Ranking the Simulcasts 2006-07

I'm going to rank the simulcasts from the Metropolitan Opera that I saw:

Eugene Onegin was the best. It worked on every level. Its stars, Renée Fleming and Dmitri Hvorostovsky, were beautiful and intense, at the peak of their careers. The music was breathtaking and the ending touching. There are two operas where a man walks into the scene and the woman immediately falls madly in love with him. In those cases he should look as gorgeous as Dmitri did here. Guess the other.

Barber of Seville would win if it weren't comedy. It was very funny and the singing was absolutely fabulous.

I Puritani is third, but you may feel free to attack this choice. I enjoyed watching and hearing Anna Netrebko in this role, but I don't think it will ever be one of her favorites or ours. Except for Norma, it is the best Bellini I've ever seen.

Il Trittico ranks so low because it just isn't that interesting. The Met put out for this production and got the most possible out of it. I wish I liked it more.

The First Emperor comes last by default. Every single production was about as good as it gets. This was fabulous for the fascinating elements of plot and orchestration.

I didn't hate anything. I thought Onegin was one of my best opera experiences ever. Our lives are better because of this.

Auditioning

I always loathed auditioning and found it painful to watch the San Antonio regionals for the Metropolitan Opera auditions which were shown between Suor Angelica and Gianni Schicchi on Saturday. I'm not sure why we wanted to see this. They only showed fragments of arias from both the first and second rounds of the auditions, with brief clips of the judges conferring.

To enter auditions normally requires only a specific age range (at the Met this is 20 to 30) and a list of about half a dozen arias. A stranger will play your accompaniment.

Singing out of tune will get you canned. That is the same here as it is on American Idol. Learn to sing in tune. This fault eliminated over half the contestants.

After that it's all VOICE, VOICE, VOICE. You pick what you will sing first, so be sure it really shows off your voice. Don't pick something just because you like to sing it. A tenor has to have high notes. Don't even think about cruising through on arias with no high notes. They'll just assume you don't have any.

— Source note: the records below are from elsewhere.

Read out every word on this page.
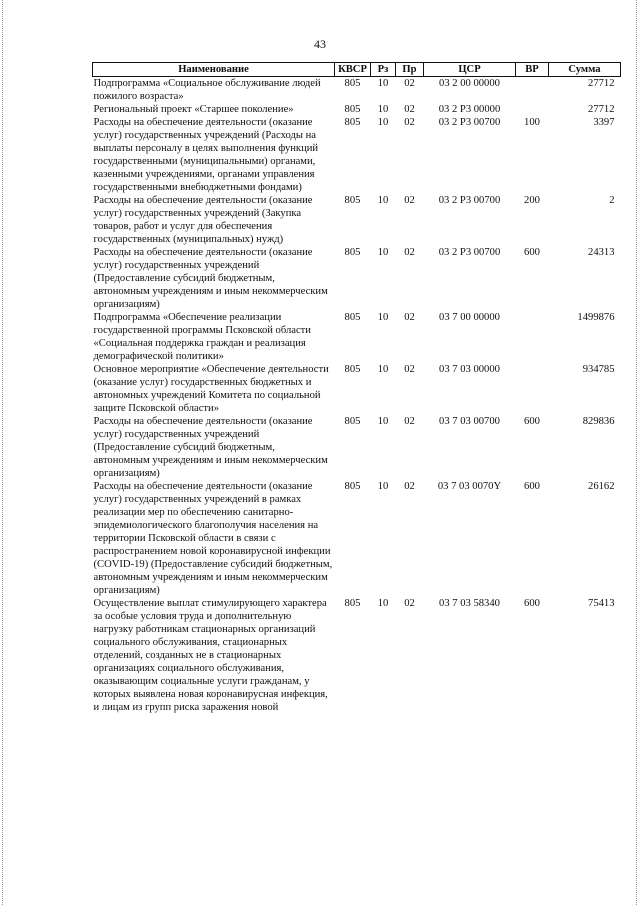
43
Наименование	КВСР	Рз	Пр	ЦСР	ВР	Сумма
Подпрограмма «Социальное обслуживание людей пожилого возраста»	805	10	02	03 2 00 00000		27712
Региональный проект «Старшее поколение»	805	10	02	03 2 P3 00000		27712
Расходы на обеспечение деятельности (оказание услуг) государственных учреждений (Расходы на выплаты персоналу в целях выполнения функций государственными (муниципальными) органами, казенными учреждениями, органами управления государственными внебюджетными фондами)	805	10	02	03 2 P3 00700	100	3397
Расходы на обеспечение деятельности (оказание услуг) государственных учреждений (Закупка товаров, работ и услуг для обеспечения государственных (муниципальных) нужд)	805	10	02	03 2 P3 00700	200	2
Расходы на обеспечение деятельности (оказание услуг) государственных учреждений (Предоставление субсидий бюджетным, автономным учреждениям и иным некоммерческим организациям)	805	10	02	03 2 P3 00700	600	24313
Подпрограмма «Обеспечение реализации государственной программы Псковской области «Социальная поддержка граждан и реализация демографической политики»	805	10	02	03 7 00 00000		1499876
Основное мероприятие «Обеспечение деятельности (оказание услуг) государственных бюджетных и автономных учреждений Комитета по социальной защите Псковской области»	805	10	02	03 7 03 00000		934785
Расходы на обеспечение деятельности (оказание услуг) государственных учреждений (Предоставление субсидий бюджетным, автономным учреждениям и иным некоммерческим организациям)	805	10	02	03 7 03 00700	600	829836
Расходы на обеспечение деятельности (оказание услуг) государственных учреждений в рамках реализации мер по обеспечению санитарно-эпидемиологического благополучия населения на территории Псковской области в связи с распространением новой коронавирусной инфекции (COVID-19) (Предоставление субсидий бюджетным, автономным учреждениям и иным некоммерческим организациям)	805	10	02	03 7 03 0070Y	600	26162
Осуществление выплат стимулирующего характера за особые условия труда и дополнительную нагрузку работникам стационарных организаций социального обслуживания, стационарных отделений, созданных не в стационарных организациях социального обслуживания, оказывающим социальные услуги гражданам, у которых выявлена новая коронавирусная инфекция, и лицам из групп риска заражения новой	805	10	02	03 7 03 58340	600	75413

They picked the person with the best voice and technique, a baritone named Ryan something, who didn't come close to winning the finals. I was more interested in the only black singer, whose name I cannot remember, because she was the only one there who did anything with the music. I found her phrasing fascinating and wished I could have heard a lot more of her. They said she let her voice spread when she sang forte, something she could work on.

Which brings us to the best thing about these auditions. I never remember ever getting any feedback from any audition I did. Sometimes you could overhear them talking about you, but they never told you anything. They might tell you never to come back, but they never told you why. At these auditions, everyone got a feedback session. I thought this was incredible, very helpful and respectful.